Artigo de Eduardo Araújo | #JogaJuntoBB: uma nova forma de escravidão pela exploração de si mesmo?


Eduardo Araújo

Escrevo este texto para levantar a discussão sobre o #JogaJuntoBB, que tem por objetivo criar dispositivos de reconhecimento como indicador de desempenho. Entre esses objetivos destacam-se: “Impulsionar os funcionários a níveis mais altos de desempenho no trabalho” e “Buscar o engajamento de forma que os funcionários se identifiquem e se sintam reconhecidos”. O jogo utiliza a premiação, em forma de moedas, para classificar os funcionários em categorias como diamante, barras de ouro e moeda de ouro. Estabelece critérios para premiação de exclusão daqueles que não alcançam o mínimo. Ainda atesta que “participação nessa ação de reconhecimento é voluntária e não gerará qualquer direito ou vantagem”. 

O que estaria por trás desde jogo? Seria apenas uma simples ação de desenvolvimento de pessoas? Quais os ganhos organizacionais com este tipo de dispositivo?

Muitos… especialmente o engajamento psíquico e emocional dos funcionários, seja pelas promessas falaciosas de satisfação plena das sua necessidades, seja pela ameaça e medo de ser punido. O caráter “lúdico” da competição produz a falácia: “Nessa organização somos todos uma família”. A organização passa a funcionar como um “jardim de infância”. Isso ocorre considerando que é na organização onde se satisfazem necessidades, que variam desde a sobrevivência até a realização de projetos de vida, que se viabilizam pelos salários, identidade e realização profissional. Para atender a essas necessidades, as organizações criam estratégias que servem para manter o vínculo cada vez mais afetivo das pessoas com a organização, o que pode levar a comportamentos infantis de dependência, recusa à crítica, resistências à mudança, competição, personalização das relações de trabalho e egocentrismo.
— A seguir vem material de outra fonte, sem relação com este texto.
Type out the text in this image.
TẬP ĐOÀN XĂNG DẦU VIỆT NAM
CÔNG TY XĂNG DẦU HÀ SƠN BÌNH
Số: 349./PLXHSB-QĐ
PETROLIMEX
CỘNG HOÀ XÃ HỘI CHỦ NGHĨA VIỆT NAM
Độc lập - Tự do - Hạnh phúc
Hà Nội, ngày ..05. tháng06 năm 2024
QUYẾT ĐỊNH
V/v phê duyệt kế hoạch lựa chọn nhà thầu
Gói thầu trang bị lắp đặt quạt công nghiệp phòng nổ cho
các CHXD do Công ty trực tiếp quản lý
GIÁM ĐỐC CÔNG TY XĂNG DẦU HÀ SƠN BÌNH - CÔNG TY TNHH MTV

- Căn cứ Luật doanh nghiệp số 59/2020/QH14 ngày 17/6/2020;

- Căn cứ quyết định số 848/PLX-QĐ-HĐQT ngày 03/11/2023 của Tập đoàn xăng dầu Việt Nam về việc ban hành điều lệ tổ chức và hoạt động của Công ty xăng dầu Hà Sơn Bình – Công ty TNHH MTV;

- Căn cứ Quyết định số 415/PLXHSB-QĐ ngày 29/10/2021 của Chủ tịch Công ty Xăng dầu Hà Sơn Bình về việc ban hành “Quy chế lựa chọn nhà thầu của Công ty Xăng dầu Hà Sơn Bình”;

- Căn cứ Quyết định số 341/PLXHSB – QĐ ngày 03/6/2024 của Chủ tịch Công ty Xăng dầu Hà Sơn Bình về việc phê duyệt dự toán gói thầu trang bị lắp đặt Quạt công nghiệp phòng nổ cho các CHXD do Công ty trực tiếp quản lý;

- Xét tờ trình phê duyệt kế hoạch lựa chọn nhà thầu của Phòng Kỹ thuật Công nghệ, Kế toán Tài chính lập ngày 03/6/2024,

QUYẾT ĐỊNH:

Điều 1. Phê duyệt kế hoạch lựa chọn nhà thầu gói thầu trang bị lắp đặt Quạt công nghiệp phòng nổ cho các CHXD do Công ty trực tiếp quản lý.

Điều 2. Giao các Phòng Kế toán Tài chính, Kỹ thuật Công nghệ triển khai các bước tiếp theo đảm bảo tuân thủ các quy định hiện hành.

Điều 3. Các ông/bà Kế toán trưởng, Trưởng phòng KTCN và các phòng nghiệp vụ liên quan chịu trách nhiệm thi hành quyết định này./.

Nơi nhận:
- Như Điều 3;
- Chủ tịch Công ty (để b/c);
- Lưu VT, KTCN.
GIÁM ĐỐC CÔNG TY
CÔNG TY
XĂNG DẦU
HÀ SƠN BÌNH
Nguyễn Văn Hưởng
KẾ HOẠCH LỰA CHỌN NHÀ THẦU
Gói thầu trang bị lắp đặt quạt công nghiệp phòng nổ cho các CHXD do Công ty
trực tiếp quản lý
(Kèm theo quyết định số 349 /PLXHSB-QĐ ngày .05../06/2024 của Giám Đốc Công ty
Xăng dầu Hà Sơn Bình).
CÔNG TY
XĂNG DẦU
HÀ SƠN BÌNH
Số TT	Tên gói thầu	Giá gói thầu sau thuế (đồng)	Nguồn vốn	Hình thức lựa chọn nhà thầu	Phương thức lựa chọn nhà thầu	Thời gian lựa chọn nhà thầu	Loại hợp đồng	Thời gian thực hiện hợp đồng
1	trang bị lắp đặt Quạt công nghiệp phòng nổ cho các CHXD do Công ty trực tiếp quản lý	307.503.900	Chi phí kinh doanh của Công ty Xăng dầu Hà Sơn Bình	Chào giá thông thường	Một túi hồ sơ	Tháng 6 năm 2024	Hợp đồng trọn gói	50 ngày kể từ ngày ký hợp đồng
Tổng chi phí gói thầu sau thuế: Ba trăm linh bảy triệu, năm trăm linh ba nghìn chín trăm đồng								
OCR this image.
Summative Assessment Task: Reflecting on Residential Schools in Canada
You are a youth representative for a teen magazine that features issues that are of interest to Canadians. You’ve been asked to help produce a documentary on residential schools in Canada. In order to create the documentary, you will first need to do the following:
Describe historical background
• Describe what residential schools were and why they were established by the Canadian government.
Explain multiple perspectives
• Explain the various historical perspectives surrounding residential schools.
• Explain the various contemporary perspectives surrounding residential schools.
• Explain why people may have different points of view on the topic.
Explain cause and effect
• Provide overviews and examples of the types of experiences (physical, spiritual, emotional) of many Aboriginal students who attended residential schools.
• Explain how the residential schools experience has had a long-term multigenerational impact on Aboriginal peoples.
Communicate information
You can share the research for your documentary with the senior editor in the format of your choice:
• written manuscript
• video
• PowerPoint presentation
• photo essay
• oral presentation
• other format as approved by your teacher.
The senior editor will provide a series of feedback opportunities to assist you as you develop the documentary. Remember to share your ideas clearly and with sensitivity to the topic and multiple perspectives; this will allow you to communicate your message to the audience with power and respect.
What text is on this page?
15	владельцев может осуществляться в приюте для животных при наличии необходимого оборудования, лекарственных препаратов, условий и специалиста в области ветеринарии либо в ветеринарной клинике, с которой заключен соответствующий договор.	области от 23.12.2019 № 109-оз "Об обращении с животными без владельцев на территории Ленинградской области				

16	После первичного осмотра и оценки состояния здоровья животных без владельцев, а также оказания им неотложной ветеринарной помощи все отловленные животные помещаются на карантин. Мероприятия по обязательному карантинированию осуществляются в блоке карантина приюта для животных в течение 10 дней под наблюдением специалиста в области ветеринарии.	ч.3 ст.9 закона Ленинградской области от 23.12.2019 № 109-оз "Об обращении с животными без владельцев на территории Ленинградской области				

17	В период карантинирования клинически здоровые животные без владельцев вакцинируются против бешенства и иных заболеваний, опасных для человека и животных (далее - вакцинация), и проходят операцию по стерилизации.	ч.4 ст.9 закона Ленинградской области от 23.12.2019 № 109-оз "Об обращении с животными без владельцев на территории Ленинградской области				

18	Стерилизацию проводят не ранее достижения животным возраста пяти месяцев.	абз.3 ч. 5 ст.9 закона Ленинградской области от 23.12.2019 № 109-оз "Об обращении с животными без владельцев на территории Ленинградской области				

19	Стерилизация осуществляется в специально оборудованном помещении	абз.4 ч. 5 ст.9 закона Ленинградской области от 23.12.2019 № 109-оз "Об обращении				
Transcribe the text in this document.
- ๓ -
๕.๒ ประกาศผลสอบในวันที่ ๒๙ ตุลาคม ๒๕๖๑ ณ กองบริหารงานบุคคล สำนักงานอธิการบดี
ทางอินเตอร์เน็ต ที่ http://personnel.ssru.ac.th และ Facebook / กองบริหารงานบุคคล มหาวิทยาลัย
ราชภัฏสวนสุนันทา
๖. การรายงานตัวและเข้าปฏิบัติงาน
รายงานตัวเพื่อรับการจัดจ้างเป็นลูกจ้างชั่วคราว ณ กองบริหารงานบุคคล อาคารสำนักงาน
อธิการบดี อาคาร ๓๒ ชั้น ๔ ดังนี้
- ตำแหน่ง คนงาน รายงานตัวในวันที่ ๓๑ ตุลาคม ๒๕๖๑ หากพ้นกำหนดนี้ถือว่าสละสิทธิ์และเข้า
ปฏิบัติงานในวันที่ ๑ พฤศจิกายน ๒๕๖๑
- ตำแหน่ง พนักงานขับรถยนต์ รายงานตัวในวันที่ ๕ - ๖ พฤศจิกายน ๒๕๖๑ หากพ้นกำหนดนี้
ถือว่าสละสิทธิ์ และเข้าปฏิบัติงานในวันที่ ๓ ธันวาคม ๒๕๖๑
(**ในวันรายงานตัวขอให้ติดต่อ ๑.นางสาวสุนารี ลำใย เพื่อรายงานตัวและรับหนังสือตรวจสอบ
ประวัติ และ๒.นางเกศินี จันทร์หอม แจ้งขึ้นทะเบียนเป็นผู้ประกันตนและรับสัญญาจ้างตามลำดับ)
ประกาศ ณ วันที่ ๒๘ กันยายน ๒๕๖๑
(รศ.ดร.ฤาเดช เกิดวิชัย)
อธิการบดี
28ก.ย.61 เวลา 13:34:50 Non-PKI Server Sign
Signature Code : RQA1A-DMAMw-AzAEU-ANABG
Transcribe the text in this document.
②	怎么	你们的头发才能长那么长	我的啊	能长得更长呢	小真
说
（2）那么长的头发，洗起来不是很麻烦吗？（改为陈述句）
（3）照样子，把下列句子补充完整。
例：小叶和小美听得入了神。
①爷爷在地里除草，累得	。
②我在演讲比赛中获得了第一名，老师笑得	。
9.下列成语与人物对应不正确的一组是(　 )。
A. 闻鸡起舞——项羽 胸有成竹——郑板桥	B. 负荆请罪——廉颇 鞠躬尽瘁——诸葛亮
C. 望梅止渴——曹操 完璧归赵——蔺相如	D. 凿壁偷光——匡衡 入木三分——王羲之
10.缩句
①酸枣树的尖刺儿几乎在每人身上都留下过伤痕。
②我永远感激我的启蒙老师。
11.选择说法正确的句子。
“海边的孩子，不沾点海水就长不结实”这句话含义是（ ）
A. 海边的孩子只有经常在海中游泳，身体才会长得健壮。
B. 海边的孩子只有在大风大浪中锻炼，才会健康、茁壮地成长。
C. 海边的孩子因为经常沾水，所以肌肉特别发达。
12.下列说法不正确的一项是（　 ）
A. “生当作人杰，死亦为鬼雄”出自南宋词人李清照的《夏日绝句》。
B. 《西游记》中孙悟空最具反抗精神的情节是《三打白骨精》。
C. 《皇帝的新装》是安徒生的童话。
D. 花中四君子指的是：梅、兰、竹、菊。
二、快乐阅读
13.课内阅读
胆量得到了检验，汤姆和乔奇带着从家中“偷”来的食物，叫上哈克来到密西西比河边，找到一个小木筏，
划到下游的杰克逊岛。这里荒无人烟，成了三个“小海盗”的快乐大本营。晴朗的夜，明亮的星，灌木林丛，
O grupo que entra no jogo talvez seja mobilizado por este afeto ou identidade. Mas todos têm que jogar, logo não tem saída? Todos serão infantilizados e neurotizados? E os que não entram no jogo? Não é voluntária a participação? Falácia… os que não entram ou não conseguem atender estas regras são eliminados. E o que acontece com eles? Não interessa ao Banco, interessa a nós, é a saúde mental e social que está em jogo. E como é estabelecido o laço social entre os competidores? Teria ainda laço? Seria a barbárie? Trabalhadores disputando com trabalhadores da mesma categoria… Este sim é um forte interesse político com este tipo de dispositivo: desestruturar os coletivos de trabalho, criar isolamento e assimetria de poder, enfraquecer a força de trabalho….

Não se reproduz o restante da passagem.